'Hunger Games' team become the next to tackle Homer's 'Odyssey'

Lionsgate has announced it will adapt Homer's 'The Odyssey' for the big screen.

Joel Ryan/AP
Francis Lawrence directed three of the four "Hunger Games" films.

One of literature's most celebrated sagas is coming to a theater near you.

Lionsgate has announced it will adapt Homer's epic poem "The Odyssey," for the big screen.

It's a grand feat to accomplish, and to accomplish it, Lionsgate has enlisted its A-Team, the trio behind another book-to-movie hit, "The Hunger Games." According to reports, Francis Lawrence, who directed three of the four "Hunger Games" films, will direct the film version of "The Odyssey"; Peter Craig, who co-scripted the two installments of "Mockingjay," will write; and Nina Jacobson will produce.

Unlike Greek hero Odysseus' journey, the film is expected to move quickly: According to Deadline.com, "The plan is to begin production early next year, right after the filmmakers complete promotion of Mockingjay – Part 2, which will be released November 20."

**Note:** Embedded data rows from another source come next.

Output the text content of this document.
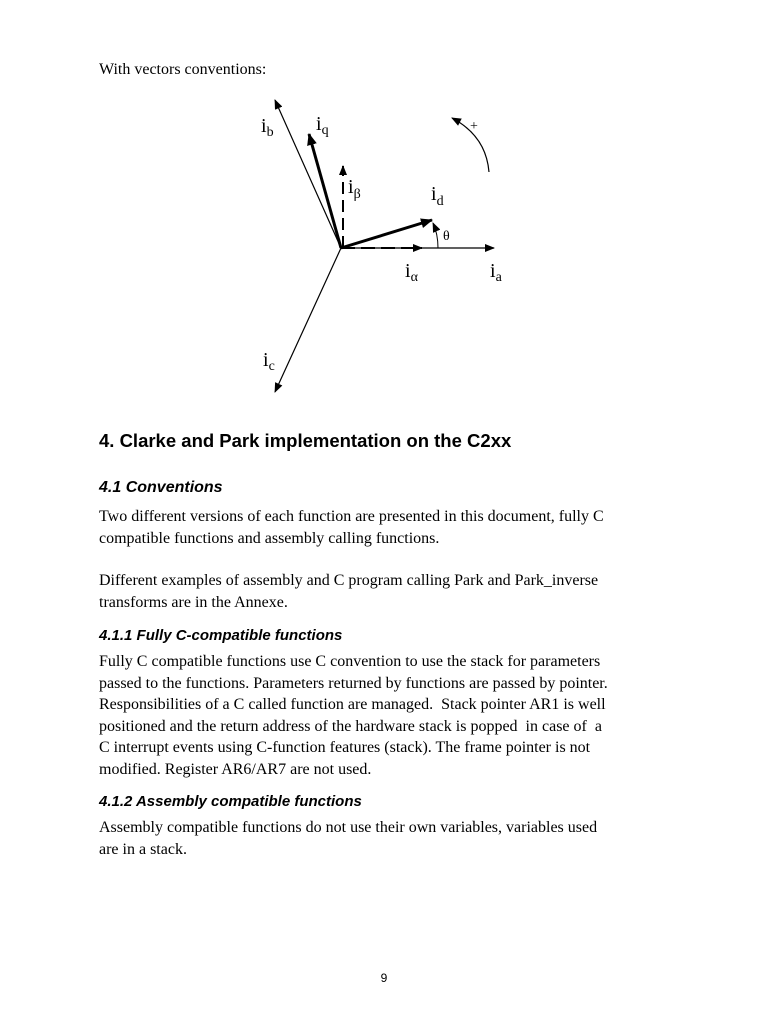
With vectors conventions:

$i_b$ $i_q$
$i_\beta$	$i_d$
θ
$i_\alpha$	$i_a$
$i_c$
+
4. Clarke and Park implementation on the C2xx
4.1 Conventions

Two different versions of each function are presented in this document, fully C
compatible functions and assembly calling functions.

Different examples of assembly and C program calling Park and Park_inverse
transforms are in the Annexe.

4.1.1 Fully C-compatible functions

Fully C compatible functions use C convention to use the stack for parameters
passed to the functions. Parameters returned by functions are passed by pointer.
Responsibilities of a C called function are managed.  Stack pointer AR1 is well
positioned and the return address of the hardware stack is popped  in case of  a
C interrupt events using C-function features (stack). The frame pointer is not
modified. Register AR6/AR7 are not used.

4.1.2 Assembly compatible functions

Assembly compatible functions do not use their own variables, variables used
are in a stack.

9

Homer's epic poem, "The Odyssey" follows the Greek hero Odysseus, on his perilous journey home to Ithaca after the Trojan War and the fall of Troy. His 10-year journey is the stuff of legend: In the saga, Odysseus, also referred to by his Latin name, Ulysses, wrangles with Olympian gods, is taken captive by nymph Calypso, must escape from the grasp of a Cyclops, and more. All the while, back home in Ithaca, he is assumed dead, and his wife Penelope are forced to fend off suitors.  

"The Odyssey," which Homer is believed to have composed in the 8th century BC, is the second-oldest extant work of literature in the Western world, after "The Iliad."

Bringing a celebrated ancient masterpiece to modern audiences is no small feat – but it's not the first time it's been attempted. In fact, far from it.

It turns out numerous filmmakers have attempted to adapt the epic poem. As Bustle points out, There's been a TV series version, a 2006 movie version that consisted of a collection of short films, each telling different story from the epic, created with a different filmmaker. Perhaps the most famous was the 1954 Ulysses, starring Kirk Douglas. That's not counting all the films inspired by "The Odyssey," including the Coen brothers’ "O Brother, Where Art Thou." And there are rumors of a rival adaptation in development at Warner Bros.

More ways to enjoy one of history's most celebrated works of literature? That can only be a good thing.